Thoun : filleule de Provence
Bientôt nous arrivons chez Henri et Jackie. La maison est colorée. Dans le jardin flotte une odeur de sève de pins. On y est bien. L’intérieur de la maison baigne encore dans la pénombre. Des rires s’en échappent. Pour l’étranger que je suis, cette demeure affiche tous les signes d’un bonheur simple. Il y a quelque chose de l’oncle Jules chez Henri. Dans ces montagnes qui ont abrité les jeux puis les films d’un célèbre fils d’instituteur, l’histoire et le parcours de cette jeune laotienne ne peuvent pas laisser indifférent.
La préférée
Bonne élève, Thoun passe son baccalauréat et étudie le business à l’université. Elle reste cependant très proche de sœur Marie-Andrée qui a été comme une seconde maman pour elle durant toutes ces années. « J’ai eu trois accidents sur la route et à chaque fois, sœur Marie-Andrée était là pour moi ! » La religieuse lui rend sa préférence et toutes deux passent de nombreuses heures à discuter du futur de la jeune fille. Henri et Jackie ont eux aussi rencontré la religieuse qui a tant fait pour Thoun et de nombreux autres enfants dont personne ne se souciait. C’était peu avant son décès en février dernier. « C’est sans doute grâce à sœur Marie-Andrée que Thoun est là aujourd’hui, me confie Henri avant d’ajouter : Thoun et sœur Marie-Andrée étaient très liées. C’est d’ailleurs touchant de voir que Thoun nous parle presque tous les jours de la religieuse sans aucune tristesse. »
Complicité
Tout est à sa place. Entre deux plats, Thoun saisit parfois la main d’Henri pour la serrer à moins que ce ne soit Henri qui l’embrasse. La complicité des deux ne fait pas de doute. « Parfois j’ai l’impression d’avoir deux enfants à la maison », me confie Jackie avec un sourire. En sortant de table Henri m’explique : « Je crois que nous avons une relation particulière. Il faut dire qu’elle n’a pas vraiment d’homme qui soit proche d’elle. Son père est parti quand elle avait 2 ans et elle ne l’a jamais revu. Depuis elle n’a jamais été éduquée que par des femmes. Je comble sans doute un vide d’une certaine manière. » Et la chose est réciproque : « C’est une vraie chance pour nous d’avoir rencontré Thoun et d’avoir pu la soutenir depuis 2003 dans ses études. Nous n’avons pas eu d’enfant avec Jackie mais cet été, Thoun a rempli la maison » et sans doute plus encore…

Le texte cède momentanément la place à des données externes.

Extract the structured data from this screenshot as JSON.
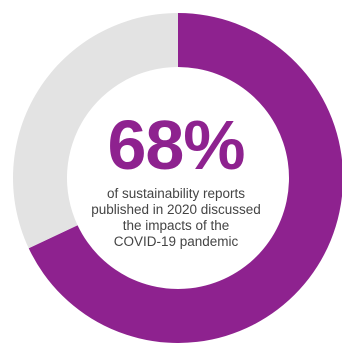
{
  "chart_data": {
    "type": "pie",
    "subtype": "donut",
    "categories": [
      "discussed COVID-19 pandemic impacts",
      "did not"
    ],
    "values": [
      68,
      32
    ],
    "unit": "%",
    "center_value": "68%",
    "caption_lines": [
      "of sustainability reports",
      "published in 2020 discussed",
      "the impacts of the",
      "COVID-19 pandemic"
    ],
    "title": "",
    "legend": "none"
  },
  "colors": {
    "highlight": "#8E228F",
    "remainder": "#E3E3E3",
    "caption": "#444444",
    "background": "#FFFFFF"
  }
}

Loin de se laisser aveugler par les mirages d’une vie qui pourrait lui paraître plus facile en France, elle observe avec bon sens les différences entre son pays et celui de ses parrains : « Chez moi, je préfère la campagne à la ville car à la campagne tout le monde vit ensemble. Chacun s’intéresse à ce que tu fais, te demande ce que tu prépares à manger et où tu vas. En ville les gens sont plus indifférents. Ici, il n’y a personne. Les gens se parlent très peu. Et tout est très grand. Alors comme je suis petite, je ne vois rien ! [Rires] »
De beaux souvenirs
17h00. Retour à la gare de Marseille. Il est temps de partir. Quitter le Sud. À mon tour de faire ma rentrée. Cette journée passée avec Thoun, Henri et Jackie est un peu un surplus de vacances grappillé à la semaine. Comme une pause estivale.
La voix de Thoun, fluette et chantante, résonne encore un peu… « Au revoir. Tu viendras chez ma tante à Pakse et je cuisinerai pour toi. N’hésite pas, elle a une chambre pour toi. Je lui dirai. » L’espace d’un instant la gentillesse, la spontanéité de Thoun me propulse chez elle, sur les rives du Mékong. Thoun est venue en France pour cinq semaines de visite mais c’est tout le Laos qui est là, dans le sourire offert de cette enfant. A Aubagne aussi, le Mékong coule et opère sa magie.